Reputation: 119
I have a multiline file where on of the lines is:
node:milk1-01|name=milk1-01
So I need to parse this file to search for this line with a blueprint like:
node:________|name=________
Tried to implement this in regex and got confused. Used the below snippet within a loop of reading everyline from the file.
x = re.findall('node:'+'\w+[-]*\d*'+'\\|name='+'\w+-\d*', line)
print(x)
Very new to this concept. Am I doing something wrong? All help is appreciated. Thanks.
Upvotes: 1
Views: 414
Reputation: 957
You are close! Regexes can contain plain text too, so there is no need to concatenate the strings the way you do. Furthermore you seem to separate letters and digits in your try, but the blueprint you provide does not make clear if that is actually necessary. Lastly you don't actually capture any part of your match, you only check if it's there.
import re
line = "node:milk1-01|name=milk1-01"
my_regex = re.compile('node:(.+)\|name=(.+)')
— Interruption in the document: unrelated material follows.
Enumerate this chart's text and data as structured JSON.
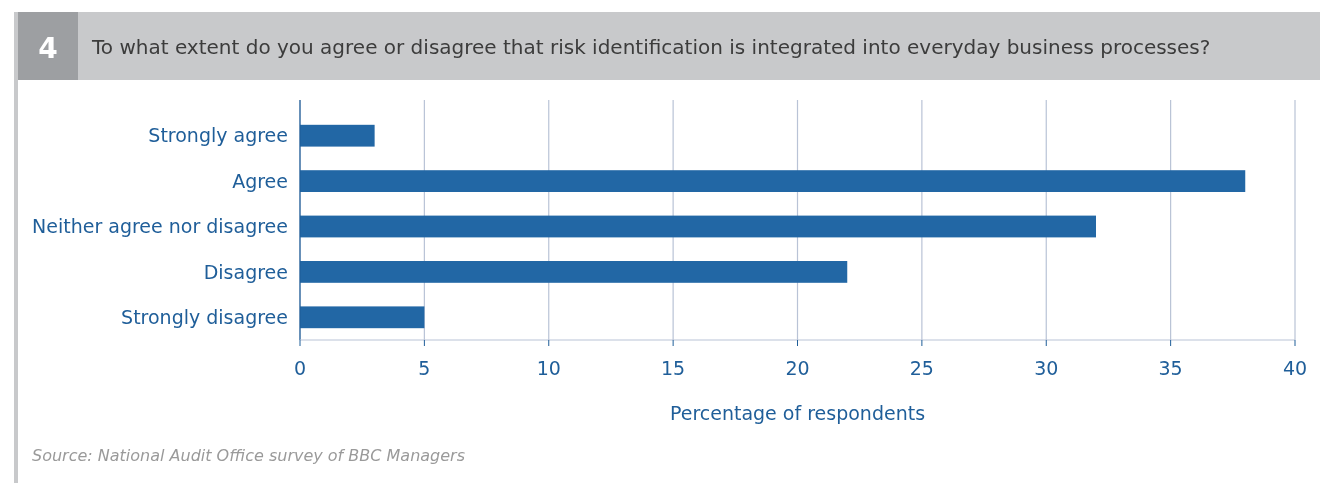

matches = re.findall(my_regex, line)
print(matches)
>>> [('milk1-01', 'milk1-01')]
A few things to note:
(...)
: the parentheses are a capturing group. There are two sets, to capture two different parts.
.+
: The .
matches any character; so letters numbers hyphens and other (readable) characters. the +
means to capture one or more of 'them', being the previous character(s) in your regex. but you already got that.
Final pro-tip: Use a service like Regex101 to build and troubleshoot your regexes. You can see what happens live on-screen.
Upvotes: 1
Reputation: 18641
Use
re.findall(r'node:[^|]*\|name=[^|]*', line)
See proof
EXPLANATION
EXPLANATION
--------------------------------------------------------------------------------
node: 'node:'
--------------------------------------------------------------------------------
[^|]* any character except: '|' (0 or more times
(matching the most amount possible))
--------------------------------------------------------------------------------
\| '|'
--------------------------------------------------------------------------------
name= 'name='
--------------------------------------------------------------------------------
[^|]* any character except: '|' (0 or more times
(matching the most amount possible))
Upvotes: 1
Reputation: 26179
Is this perhaps resembling what you're looking for?
>>> import re
>>> line = 'not\nhere\nnode:milk1-01|name=milk1-01\nsomething\n'
>>> re.findall(r'node:.*\|name=.*', line)
['node:milk1-01|name=milk1-01']
Upvotes: 2